So, forgive me my outraged pale-skinned compatriots. What is the fuss about?

If anyone should be grumpy, it's Maori, and the only reason more Maori aren't grumpy about it is that virtually nobody - Maori or pakeha - understands the ETS.

And therein lies the real problem.

This week, New Zealand passed a law that it doesn't really understand or believe will work, based on a massive, multi-year process that was always likely to produce a camel of a policy.

Across the Ditch in Australia - the country we're trying to be in synch with on climate change policy - the Opposition is imploding rather than support the Carbon Pollution Reduction Scheme, Australia's ETS-equivalent. It's not clear what Australian PM Kevin Rudd will take to Copenhagen.

At least if John Key decides to go, which looks increasingly likely for a leaders' love-in for the last couple of days of the 11 day summit, he can brandish the tatty rag that is New Zealand's new ETS. In all likelihood, it will scrub up well enough in the company of all the other compromises that other countries will be bringing along too.

The important thing, whether or not you agree that climate change is real, is that there is momentum for a deal at Copenhagen. As US President Barack Obama has put it, there is the prospect for a politically binding agreement that will have "immediate effect", even if the details aren't nailed down for a few months yet.

That suggests something like big, global commitments to GHG emissions reductions over the long haul, with end dates identified.

Messy, inadequate, incomplete and compromised, it is pretty much the outcome you'd expect from a process involving human beings. In fact, this week's passage of the New Zealand ETS conforms almost perfectly to that judgement.

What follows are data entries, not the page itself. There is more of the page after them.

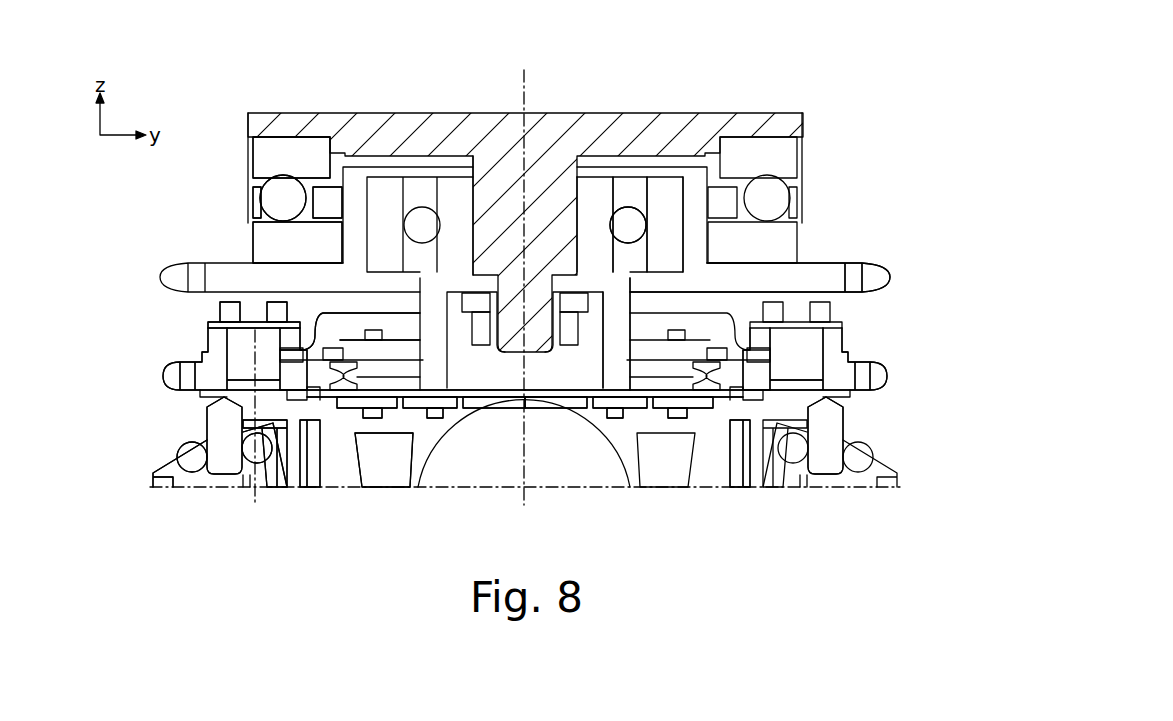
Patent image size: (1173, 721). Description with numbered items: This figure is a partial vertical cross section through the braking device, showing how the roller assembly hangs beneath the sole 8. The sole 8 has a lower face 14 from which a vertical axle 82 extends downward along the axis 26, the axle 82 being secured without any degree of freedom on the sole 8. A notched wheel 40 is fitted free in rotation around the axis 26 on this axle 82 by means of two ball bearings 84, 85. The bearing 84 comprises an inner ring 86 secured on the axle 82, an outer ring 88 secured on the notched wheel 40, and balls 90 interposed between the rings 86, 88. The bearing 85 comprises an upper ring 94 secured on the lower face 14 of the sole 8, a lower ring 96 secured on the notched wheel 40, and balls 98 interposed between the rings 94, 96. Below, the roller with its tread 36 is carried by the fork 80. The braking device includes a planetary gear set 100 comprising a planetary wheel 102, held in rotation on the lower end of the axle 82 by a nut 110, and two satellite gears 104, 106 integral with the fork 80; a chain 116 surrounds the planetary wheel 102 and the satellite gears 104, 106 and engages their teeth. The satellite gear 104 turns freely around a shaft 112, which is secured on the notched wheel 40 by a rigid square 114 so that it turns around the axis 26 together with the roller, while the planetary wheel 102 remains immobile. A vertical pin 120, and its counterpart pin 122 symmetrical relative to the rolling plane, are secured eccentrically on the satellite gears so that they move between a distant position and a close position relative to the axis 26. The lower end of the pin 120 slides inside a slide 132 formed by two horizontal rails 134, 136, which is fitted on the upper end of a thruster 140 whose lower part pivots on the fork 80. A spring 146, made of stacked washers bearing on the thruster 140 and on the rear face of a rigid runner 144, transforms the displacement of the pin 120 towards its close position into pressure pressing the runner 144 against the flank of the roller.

The sole 8 is at (541, 194).
The lower face 14 is at (702, 157).
The axis 26 is at (537, 85).
The tread 36 is at (563, 470).
The notched wheel 40 is at (827, 270).
The fork 80 is at (310, 470).
The vertical axle 82 is at (520, 220).
The ball bearing 84 is at (652, 140).
The ball bearing 85 is at (236, 185).
The inner ring 86 is at (593, 190).
The outer ring 88 is at (668, 190).
The balls 90 is at (623, 213).
The upper ring 94 is at (262, 168).
The lower ring 96 is at (259, 224).
The balls 98 is at (265, 198).
The planetary gear set 100 is at (879, 359).
The planetary wheel 102 is at (617, 377).
The satellite gear 104 is at (177, 375).
The satellite gear 106 is at (875, 376).
The nut 110 is at (567, 330).
The shaft 112 is at (253, 523).
The rigid square 114 is at (315, 305).
The chain 116 is at (350, 403).
The vertical pin 120 is at (220, 418).
The pin 122 is at (830, 423).
The slide 132 is at (189, 499).
The rail 134 is at (182, 470).
The rail 136 is at (257, 452).
The thruster 140 is at (187, 460).
The rigid runner 144 is at (393, 477).
The spring 146 is at (273, 490).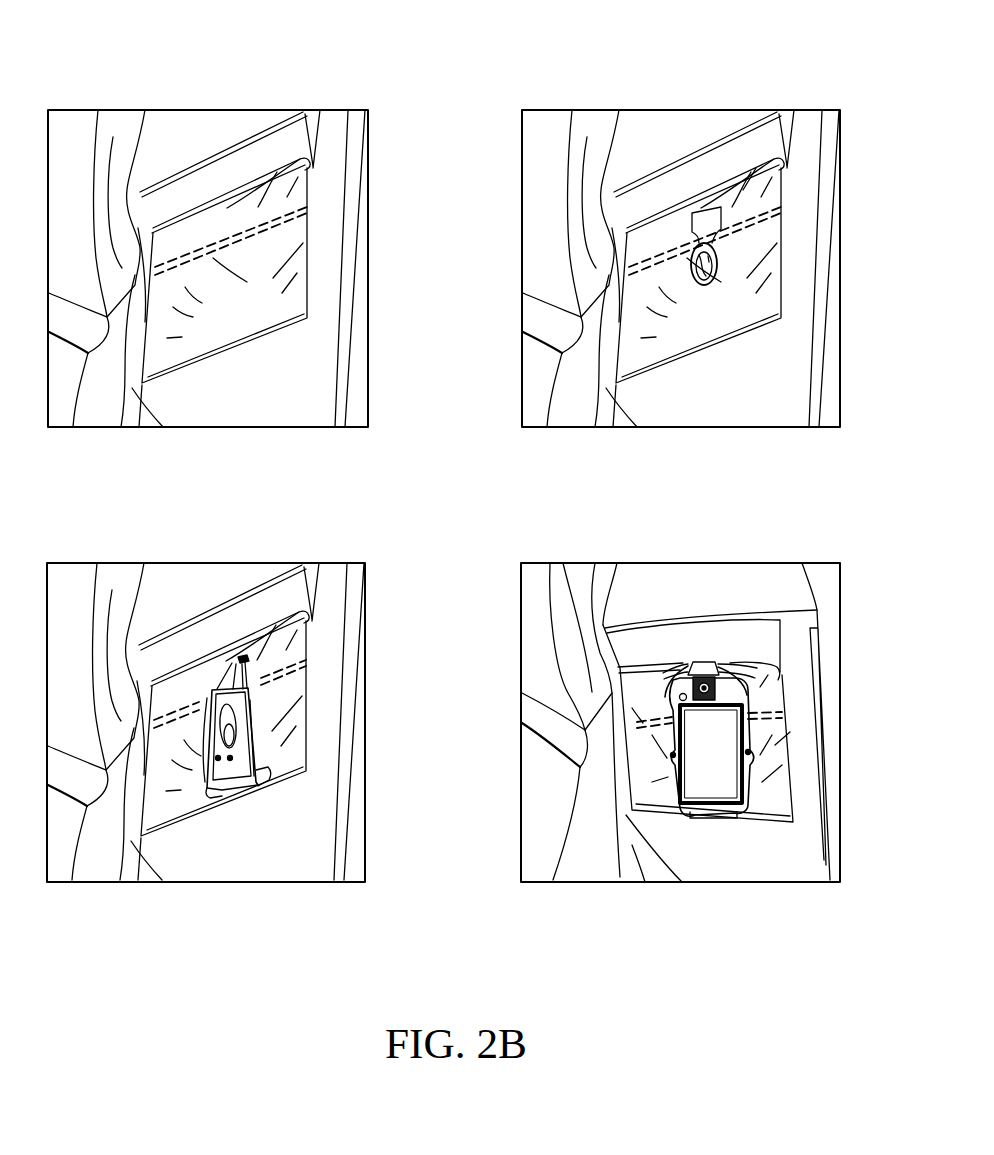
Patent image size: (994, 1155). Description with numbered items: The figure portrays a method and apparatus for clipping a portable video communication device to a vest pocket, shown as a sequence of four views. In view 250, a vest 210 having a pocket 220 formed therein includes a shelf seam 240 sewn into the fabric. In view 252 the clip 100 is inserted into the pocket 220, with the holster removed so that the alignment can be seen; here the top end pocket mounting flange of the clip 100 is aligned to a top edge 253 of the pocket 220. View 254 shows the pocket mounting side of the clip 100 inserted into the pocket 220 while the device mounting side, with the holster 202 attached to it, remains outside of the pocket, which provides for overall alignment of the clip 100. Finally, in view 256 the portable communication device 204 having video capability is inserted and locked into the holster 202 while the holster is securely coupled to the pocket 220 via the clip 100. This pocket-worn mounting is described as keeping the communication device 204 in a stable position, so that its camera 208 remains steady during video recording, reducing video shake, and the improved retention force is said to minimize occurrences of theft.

The clip 100 is at (707, 212).
The holster 202 is at (245, 655).
The portable communication device 204 is at (697, 785).
The camera 208 is at (757, 692).
The vest 210 is at (223, 125).
The pocket 220 is at (243, 335).
The shelf seam 240 is at (310, 209).
The view 250 is at (381, 85).
The view 252 is at (855, 85).
The top edge 253 is at (745, 187).
The view 254 is at (381, 538).
The view 256 is at (850, 538).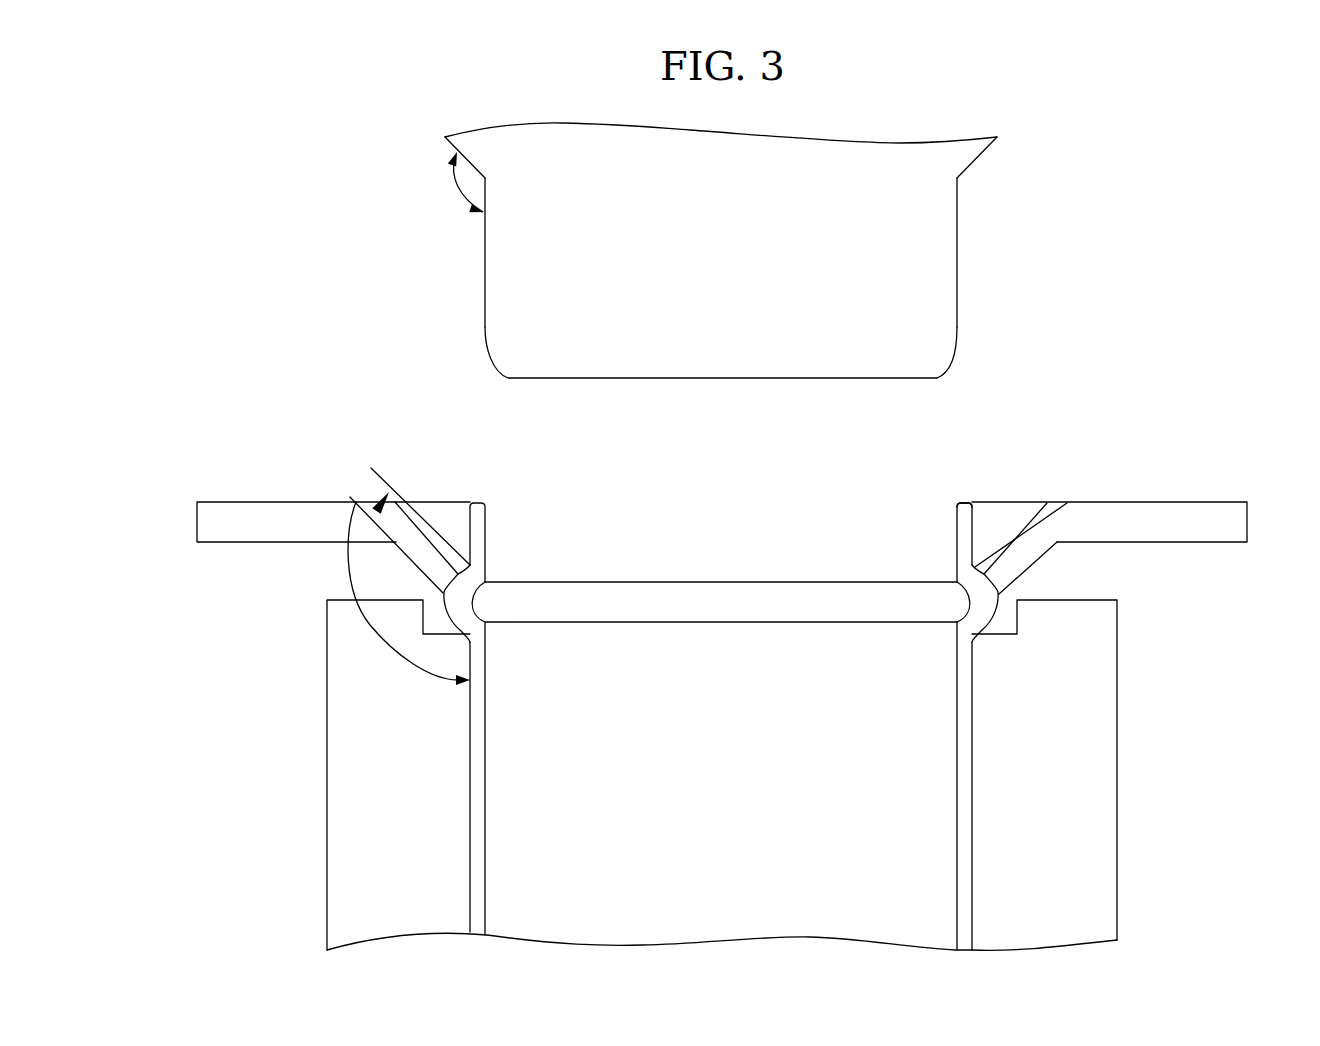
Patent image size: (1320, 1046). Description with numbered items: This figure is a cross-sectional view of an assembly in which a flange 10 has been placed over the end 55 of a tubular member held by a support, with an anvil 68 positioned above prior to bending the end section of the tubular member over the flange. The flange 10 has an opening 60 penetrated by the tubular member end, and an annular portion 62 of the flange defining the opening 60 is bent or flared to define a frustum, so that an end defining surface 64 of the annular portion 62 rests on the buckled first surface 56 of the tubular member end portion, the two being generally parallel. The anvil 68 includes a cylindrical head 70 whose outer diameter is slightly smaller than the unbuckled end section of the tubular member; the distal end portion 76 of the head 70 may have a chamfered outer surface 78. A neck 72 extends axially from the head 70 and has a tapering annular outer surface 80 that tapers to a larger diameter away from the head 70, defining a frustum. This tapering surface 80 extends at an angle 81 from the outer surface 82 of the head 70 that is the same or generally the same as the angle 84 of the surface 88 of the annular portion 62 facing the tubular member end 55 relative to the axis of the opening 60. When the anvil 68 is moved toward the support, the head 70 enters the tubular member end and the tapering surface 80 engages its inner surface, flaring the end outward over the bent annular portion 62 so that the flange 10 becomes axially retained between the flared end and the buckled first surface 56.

Take it as a guide, but also recognise what an act of global leadership an agreement at Copenhagen represents. The human race is being asked to do something painful, difficult and unwelcome on an unprecedented collective scale, in the face of legitimately brandished scientific uncertainty.

That we are even this far along in attempting to take a prudent, risk management approach to a multi-generational problem that appears to be spiralling out of control, is in itself a miracle of sorts.